RE: back to the well again... parallel trend lines

[john hamon <jhamon@xxxxxxxxxxx>]

gary,

thanks for the response.

problem is... how do you specify the angle of the trendline?  i see no way
documented in my "exhaustive" easy language reference.

thanks for the prompt reply.

jh

-----Original Message-----
From: Gary Fritz [mailto:fritz@xxxxxxxx]
Sent: Thursday, January 04, 2001 9:57 AM
To: jhamon@xxxxxxxxxxx
Cc: omega-list@xxxxxxxxxx
Subject: Re: back to the well again... parallel trend lines


> please note that i don't want to connect two known points.  i want
> to draw a parallel line through a known trend line or pair of
> points.

If you know two points, it should be pretty easy.  If your points are
X1,Y1 and X2,Y2, then why not draw a line from X1+Z,Y1 to X2+Z,Y2?

That draws the trendline Z units vertically above the existing line.
If you want the parallel line to be a specific distance away from the
trendline, say H (for Hypotenuse :-), then you just need to do a
little trig.

The angle of the trendline is
  theta = arctangent((Y2-Y1)/(X2-X1)).

Theta is also the angle between a vertical line and a line
perpendicular to your trendline.  So

  Z = H * cosine(theta)

This is off the top of my head but I think it's right...

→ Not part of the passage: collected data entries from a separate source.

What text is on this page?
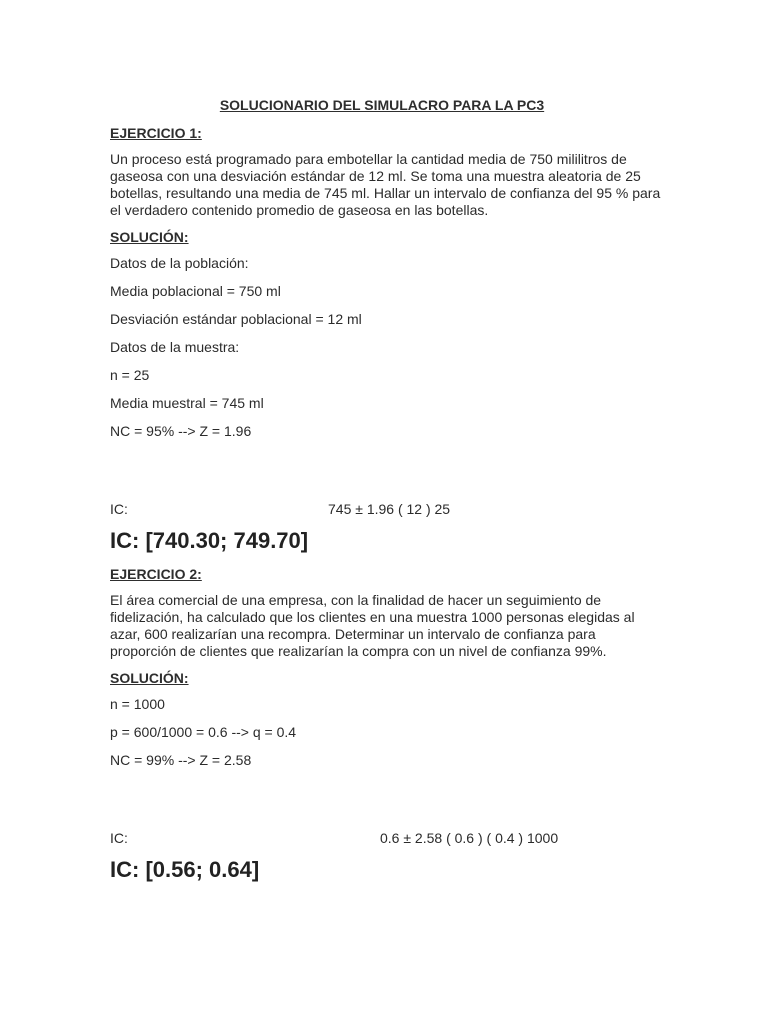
SOLUCIONARIO DEL SIMULACRO PARA LA PC3
EJERCICIO 1:
Un proceso está programado para embotellar la cantidad media de 750 mililitros de gaseosa con una desviación estándar de 12 ml. Se toma una muestra aleatoria de 25 botellas, resultando una media de 745 ml. Hallar un intervalo de confianza del 95 % para el verdadero contenido promedio de gaseosa en las botellas.
SOLUCIÓN:
Datos de la población:
Media poblacional = 750 ml
Desviación estándar poblacional = 12 ml
Datos de la muestra:
n = 25
Media muestral = 745 ml
NC = 95% --> Z = 1.96
IC:	745 ± 1.96 ( 12 ) 25
IC: [740.30; 749.70]
EJERCICIO 2:
El área comercial de una empresa, con la finalidad de hacer un seguimiento de fidelización, ha calculado que los clientes en una muestra 1000 personas elegidas al azar, 600 realizarían una recompra. Determinar un intervalo de confianza para proporción de clientes que realizarían la compra con un nivel de confianza 99%.
SOLUCIÓN:
n = 1000
p = 600/1000 = 0.6 --> q = 0.4
NC = 99% --> Z = 2.58
IC:	0.6 ± 2.58 ( 0.6 ) ( 0.4 ) 1000
IC: [0.56; 0.64]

(View this in a fixed-pitch font like Courier:)

                               . X2+Z,Y2
                            .
                         .
                      .
                   .
                .
             .  |              . X2,Y2
          . \   |           .
       .     \  | Z      .
X1+Z,Y1     H \ |     .
               \|  .
                .
             .
          .     theta
X1,Y1  .   ----------------

Gary